Allerdings gibt es eine leichte Verschiebung: »Die Gesundheitsratgeber gehen leicht zurück, die Nachfrage nach Fitnesstiteln steigt dagegen momentan«, sagt Claudia Uhr. Auch in diesem Segment wird geklotzt. Es gibt Fitness für Clevere, für Dummies, für Kampfsportler und für Gestresste: Sogar ein »Fitness-Training fürs Gesicht« gibt es. Die Übungen sollen gegen Falten helfen. Und vielleicht gibt es bald den Ratgeber »Fitness im Schlaf«. Oder ein wenig umfassender: »Fit, gesund, potent und schön in 24 Stunden«.

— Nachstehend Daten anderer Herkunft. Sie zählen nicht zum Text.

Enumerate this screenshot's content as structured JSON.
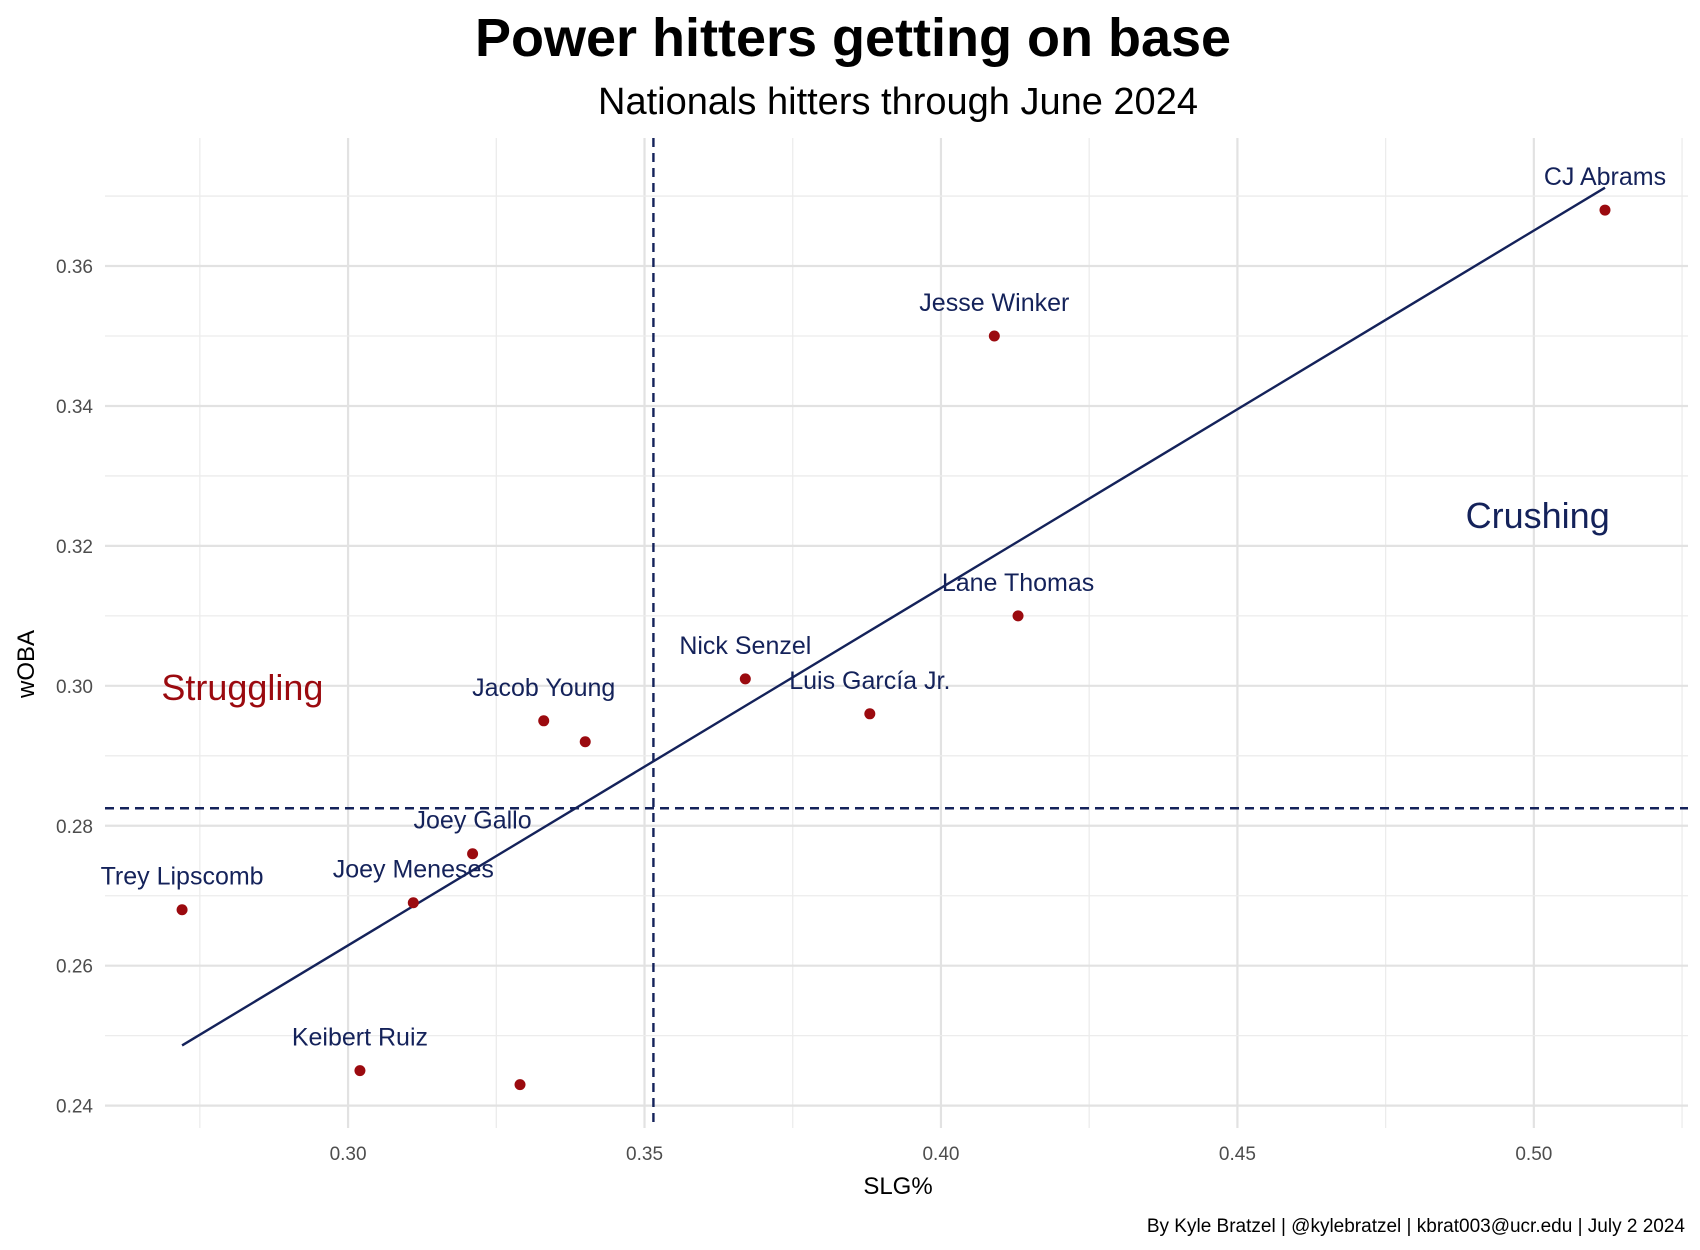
{
  "chart_data": {
    "type": "scatter",
    "title": "Power hitters getting on base",
    "subtitle": "Nationals hitters through June 2024",
    "xlabel": "SLG%",
    "ylabel": "wOBA",
    "caption": "By Kyle Bratzel | @kylebratzel | kbrat003@ucr.edu | July 2 2024",
    "xlim": [
      0.259,
      0.526
    ],
    "ylim": [
      0.2368,
      0.3783
    ],
    "x_ticks": [
      0.3,
      0.35,
      0.4,
      0.45,
      0.5
    ],
    "x_tick_labels": [
      "0.30",
      "0.35",
      "0.40",
      "0.45",
      "0.50"
    ],
    "y_ticks": [
      0.24,
      0.26,
      0.28,
      0.3,
      0.32,
      0.34,
      0.36
    ],
    "y_tick_labels": [
      "0.24",
      "0.26",
      "0.28",
      "0.30",
      "0.32",
      "0.34",
      "0.36"
    ],
    "grid": true,
    "point_color": "#9b0a0f",
    "label_color": "#14225a",
    "points": [
      {
        "x": 0.512,
        "y": 0.368,
        "label": "CJ Abrams"
      },
      {
        "x": 0.409,
        "y": 0.35,
        "label": "Jesse Winker"
      },
      {
        "x": 0.413,
        "y": 0.31,
        "label": "Lane Thomas"
      },
      {
        "x": 0.367,
        "y": 0.301,
        "label": "Nick Senzel"
      },
      {
        "x": 0.388,
        "y": 0.296,
        "label": "Luis García Jr."
      },
      {
        "x": 0.333,
        "y": 0.295,
        "label": "Jacob Young"
      },
      {
        "x": 0.34,
        "y": 0.292,
        "label": ""
      },
      {
        "x": 0.321,
        "y": 0.276,
        "label": "Joey Gallo"
      },
      {
        "x": 0.311,
        "y": 0.269,
        "label": "Joey Meneses"
      },
      {
        "x": 0.272,
        "y": 0.268,
        "label": "Trey Lipscomb"
      },
      {
        "x": 0.302,
        "y": 0.245,
        "label": "Keibert Ruiz"
      },
      {
        "x": 0.329,
        "y": 0.243,
        "label": ""
      }
    ],
    "trend_line": {
      "x": [
        0.272,
        0.512
      ],
      "y": [
        0.2486,
        0.3712
      ],
      "color": "#14225a"
    },
    "reference_lines": {
      "x": 0.3515,
      "y": 0.2825,
      "color": "#14225a",
      "style": "dashed"
    },
    "annotations": [
      {
        "text": "Struggling",
        "x": 0.2685,
        "y": 0.2998,
        "color": "#9b0a0f"
      },
      {
        "text": "Crushing",
        "x": 0.4885,
        "y": 0.3244,
        "color": "#14225a"
      }
    ]
  }
}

Die Gedanken sind frei, Papier ist geduldig. Viele Ratgeber geben sinnvolle Tipps und helfen, mit Krankheiten klug umzugehen. Aber einige Autoren versprechen Heilung, wo es keine Heilung gibt - und verhindern dadurch eine sinnvolle Behandlung. Es bleibt zu hoffen, dass die Leser diese Bücher doch eher als Wohlfühlliteratur empfinden, mehr als Unterhaltung denn als Ratgeber.

Dr. med. Magnus Heier ist niedergelassener Neurologe, Journalist und Buchautor. Er schreibt keine Ratgeber.